The customers also appreciate the sizable content library, which includes a combination of stock photography, stock video footage and hundreds of animations and scenes. Biteable licenses content from Unsplash and Storyblocks, while its animation library and templates are built in-house by its own professional design team. This allows the company to release hundreds of scenes per month, to keep the library content refreshed and current.

Unlike some of the other products on the market, Biteable’s sweet spot isn’t on “quick hit” social videos, like Instagram Stories, for example. Instead, it focuses on assets that companies use and reuse — like video explainers for a business, online marketing and ads, videos that appear on product pages, and more. Its videos also tend to be between 30 seconds and three and half minutes.

Already, Biteable has found individuals from companies like Amazon, Microsoft, Google, Disney, Salesforce, BBC, Shopify and Samsung have used its service, though it doesn’t have any official contracts with these larger businesses.

Above: A Biteable recruiting video template.

Today, the startup generates revenue via a freemium business model that includes multiple subscription plans.

A free plan for individual users offers access to the suite of tools for video creation, including the 1.8 million pictures, clips and animations within the Biteable library. However, free videos are watermarked with Biteable’s branding. A $19 per month plan for single users removes the watermark and allows you to add your own and offers HD 1080p resolution and other features, like commercial usage rights. Professionals pay $49 per month for shared editing and projects and use by unlimited team members and more. Custom pricing plans are also available.

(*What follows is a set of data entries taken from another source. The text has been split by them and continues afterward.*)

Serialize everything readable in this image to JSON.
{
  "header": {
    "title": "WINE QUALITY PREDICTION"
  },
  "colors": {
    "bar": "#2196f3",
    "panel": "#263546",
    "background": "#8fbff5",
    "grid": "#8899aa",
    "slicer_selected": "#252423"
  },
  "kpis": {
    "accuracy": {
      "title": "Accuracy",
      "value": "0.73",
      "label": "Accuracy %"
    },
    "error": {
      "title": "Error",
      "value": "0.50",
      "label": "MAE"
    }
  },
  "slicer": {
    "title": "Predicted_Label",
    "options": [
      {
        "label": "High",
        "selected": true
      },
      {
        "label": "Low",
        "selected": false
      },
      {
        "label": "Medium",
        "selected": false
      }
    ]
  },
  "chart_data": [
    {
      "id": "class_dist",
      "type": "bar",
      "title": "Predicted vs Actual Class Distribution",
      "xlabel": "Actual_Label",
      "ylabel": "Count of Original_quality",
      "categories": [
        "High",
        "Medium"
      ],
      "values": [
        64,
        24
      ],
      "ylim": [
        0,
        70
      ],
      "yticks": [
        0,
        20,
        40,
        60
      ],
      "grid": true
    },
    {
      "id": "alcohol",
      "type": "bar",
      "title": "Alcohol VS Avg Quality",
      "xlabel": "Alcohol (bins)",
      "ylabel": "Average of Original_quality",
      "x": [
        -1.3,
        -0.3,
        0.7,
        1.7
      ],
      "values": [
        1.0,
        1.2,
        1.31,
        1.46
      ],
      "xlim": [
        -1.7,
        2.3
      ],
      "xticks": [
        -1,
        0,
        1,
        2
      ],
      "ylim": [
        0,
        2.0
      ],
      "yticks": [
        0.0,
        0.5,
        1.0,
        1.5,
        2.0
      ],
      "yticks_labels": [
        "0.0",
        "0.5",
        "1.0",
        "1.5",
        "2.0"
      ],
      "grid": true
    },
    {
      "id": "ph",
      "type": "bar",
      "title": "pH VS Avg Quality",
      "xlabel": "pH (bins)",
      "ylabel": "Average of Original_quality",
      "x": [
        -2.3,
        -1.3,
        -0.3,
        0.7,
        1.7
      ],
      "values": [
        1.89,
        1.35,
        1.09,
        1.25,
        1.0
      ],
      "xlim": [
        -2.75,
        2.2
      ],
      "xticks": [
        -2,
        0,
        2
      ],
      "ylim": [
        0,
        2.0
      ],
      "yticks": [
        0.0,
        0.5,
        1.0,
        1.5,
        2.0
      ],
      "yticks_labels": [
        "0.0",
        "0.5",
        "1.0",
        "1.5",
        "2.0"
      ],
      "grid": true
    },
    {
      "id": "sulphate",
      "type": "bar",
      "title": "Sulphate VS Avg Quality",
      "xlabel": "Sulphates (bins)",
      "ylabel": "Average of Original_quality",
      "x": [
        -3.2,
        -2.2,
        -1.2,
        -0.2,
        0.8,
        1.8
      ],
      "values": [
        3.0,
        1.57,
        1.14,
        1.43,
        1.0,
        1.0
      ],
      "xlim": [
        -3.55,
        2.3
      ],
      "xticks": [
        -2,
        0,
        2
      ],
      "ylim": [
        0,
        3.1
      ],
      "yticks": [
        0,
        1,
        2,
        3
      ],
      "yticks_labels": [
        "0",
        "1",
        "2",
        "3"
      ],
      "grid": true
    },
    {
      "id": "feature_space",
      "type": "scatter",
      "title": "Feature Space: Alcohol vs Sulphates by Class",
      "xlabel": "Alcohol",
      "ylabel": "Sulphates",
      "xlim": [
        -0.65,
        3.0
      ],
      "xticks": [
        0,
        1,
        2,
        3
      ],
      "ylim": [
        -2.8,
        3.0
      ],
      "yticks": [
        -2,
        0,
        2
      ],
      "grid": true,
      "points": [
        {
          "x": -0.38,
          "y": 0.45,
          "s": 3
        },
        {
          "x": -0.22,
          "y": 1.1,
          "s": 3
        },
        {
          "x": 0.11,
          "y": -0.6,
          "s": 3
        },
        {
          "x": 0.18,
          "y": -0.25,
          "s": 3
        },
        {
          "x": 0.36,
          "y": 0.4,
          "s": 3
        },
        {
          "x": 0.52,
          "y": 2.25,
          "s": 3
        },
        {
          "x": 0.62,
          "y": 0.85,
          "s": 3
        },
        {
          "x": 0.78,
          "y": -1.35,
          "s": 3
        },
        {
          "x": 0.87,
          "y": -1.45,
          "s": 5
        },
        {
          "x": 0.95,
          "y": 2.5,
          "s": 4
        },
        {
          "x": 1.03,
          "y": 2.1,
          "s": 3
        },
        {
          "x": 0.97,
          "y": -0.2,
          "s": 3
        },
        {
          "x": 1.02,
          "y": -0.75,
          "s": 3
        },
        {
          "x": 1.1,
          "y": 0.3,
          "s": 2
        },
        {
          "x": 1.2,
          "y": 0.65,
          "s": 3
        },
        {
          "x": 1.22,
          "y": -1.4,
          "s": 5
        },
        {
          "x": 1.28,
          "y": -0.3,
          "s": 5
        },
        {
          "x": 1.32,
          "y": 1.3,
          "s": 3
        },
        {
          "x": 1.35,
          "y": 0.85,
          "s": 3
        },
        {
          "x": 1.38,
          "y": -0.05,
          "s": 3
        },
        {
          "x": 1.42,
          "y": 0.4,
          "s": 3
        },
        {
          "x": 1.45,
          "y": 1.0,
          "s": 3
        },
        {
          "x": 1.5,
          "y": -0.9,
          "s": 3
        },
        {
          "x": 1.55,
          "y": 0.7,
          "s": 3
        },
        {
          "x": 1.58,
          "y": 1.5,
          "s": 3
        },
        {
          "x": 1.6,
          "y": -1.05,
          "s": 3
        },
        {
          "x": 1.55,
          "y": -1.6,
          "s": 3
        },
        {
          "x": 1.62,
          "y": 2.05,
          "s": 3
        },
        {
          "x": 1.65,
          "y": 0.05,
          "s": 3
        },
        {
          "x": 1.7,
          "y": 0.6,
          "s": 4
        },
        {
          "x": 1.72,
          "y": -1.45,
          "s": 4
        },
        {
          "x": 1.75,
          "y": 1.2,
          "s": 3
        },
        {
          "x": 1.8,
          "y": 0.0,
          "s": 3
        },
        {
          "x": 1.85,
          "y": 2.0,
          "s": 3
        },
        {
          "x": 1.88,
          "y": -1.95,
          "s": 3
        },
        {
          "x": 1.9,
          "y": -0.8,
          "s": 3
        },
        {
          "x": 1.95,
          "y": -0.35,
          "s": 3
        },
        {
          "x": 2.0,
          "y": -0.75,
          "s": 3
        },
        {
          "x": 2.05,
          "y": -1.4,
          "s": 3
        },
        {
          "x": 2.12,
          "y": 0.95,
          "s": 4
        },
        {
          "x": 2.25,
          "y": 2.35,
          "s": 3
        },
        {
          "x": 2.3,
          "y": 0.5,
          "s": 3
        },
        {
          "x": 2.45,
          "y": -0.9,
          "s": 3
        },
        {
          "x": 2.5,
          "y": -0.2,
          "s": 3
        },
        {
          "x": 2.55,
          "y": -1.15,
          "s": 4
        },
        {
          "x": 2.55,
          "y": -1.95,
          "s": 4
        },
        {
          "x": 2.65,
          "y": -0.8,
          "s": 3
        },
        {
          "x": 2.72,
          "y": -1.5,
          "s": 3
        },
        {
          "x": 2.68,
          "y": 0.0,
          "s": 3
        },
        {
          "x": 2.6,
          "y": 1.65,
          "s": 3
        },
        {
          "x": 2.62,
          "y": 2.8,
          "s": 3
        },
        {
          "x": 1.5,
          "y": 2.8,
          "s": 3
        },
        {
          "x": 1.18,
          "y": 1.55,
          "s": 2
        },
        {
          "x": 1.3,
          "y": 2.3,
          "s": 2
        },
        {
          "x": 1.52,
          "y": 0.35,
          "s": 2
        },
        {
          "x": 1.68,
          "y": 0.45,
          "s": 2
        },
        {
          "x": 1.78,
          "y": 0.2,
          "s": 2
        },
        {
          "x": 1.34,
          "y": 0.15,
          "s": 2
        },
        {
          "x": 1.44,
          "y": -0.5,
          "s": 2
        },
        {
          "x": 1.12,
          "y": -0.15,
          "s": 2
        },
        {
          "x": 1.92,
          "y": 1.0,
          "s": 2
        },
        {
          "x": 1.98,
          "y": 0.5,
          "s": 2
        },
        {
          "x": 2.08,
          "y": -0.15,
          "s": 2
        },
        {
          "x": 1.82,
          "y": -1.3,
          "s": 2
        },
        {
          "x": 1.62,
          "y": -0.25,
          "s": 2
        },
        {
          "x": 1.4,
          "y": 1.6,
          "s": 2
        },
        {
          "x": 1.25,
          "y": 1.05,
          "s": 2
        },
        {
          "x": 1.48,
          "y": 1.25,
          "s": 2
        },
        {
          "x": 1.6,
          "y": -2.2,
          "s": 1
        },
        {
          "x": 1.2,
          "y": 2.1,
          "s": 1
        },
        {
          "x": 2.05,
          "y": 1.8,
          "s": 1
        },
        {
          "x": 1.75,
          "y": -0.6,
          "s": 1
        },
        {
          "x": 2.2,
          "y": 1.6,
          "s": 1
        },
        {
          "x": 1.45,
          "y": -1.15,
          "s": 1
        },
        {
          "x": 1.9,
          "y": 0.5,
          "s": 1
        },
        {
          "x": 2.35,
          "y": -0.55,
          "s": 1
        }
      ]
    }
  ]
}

Combined, Biteable’s free and paid users total over six million. They create around 100,000 unique videos per month, and that number had roughly doubled over the course of 2020.

Image Credits: Biteable

The new $7 million round, announced today, was led by new investor Cloud Apps Capital Partners. Existing investor Tank Stream Ventures also returned for the round and was joined by both new and existing angel investors. In total, Biteable has raised over $9 million to date.

With the additional funds, Biteable aims to hire and continue to develop the product.

Another shift attributed to the pandemic is that people have warmed up to remote work. Biteable had already been a remote-first operation whose team of 46 is geographically distributed across Australia, the U.S., Canada, and Western Europe. Now, Biteable no longer has to convince people that remote work is the future — and this helps with recruiting talent, too.

Chudoba believes Biteable can grow to become a larger company over time.

“Video is a platform concept and so I think you can build a really big standalone company,” Chudoba says. “We’re a freemium model so that’s a low customer acquisition cost. It’s a high-value service and it can be very sticky when you get teams involved,” he notes.

“The power of online video has been incredible, and the events of 2020 have accelerated adoption trends that would have otherwise taken five or more years to evolve,” notes Matt Holleran, general partner at Cloud Apps Capital Partners, in a statement about his firm’s investment. “As a firm, we look for great businesses in high-growth industries with excellent teams that we can help reach the next level. In Biteable, we see all three of those elements and are incredibly excited to partner with Brent and the Biteable team on this next chapter of growth,” he says.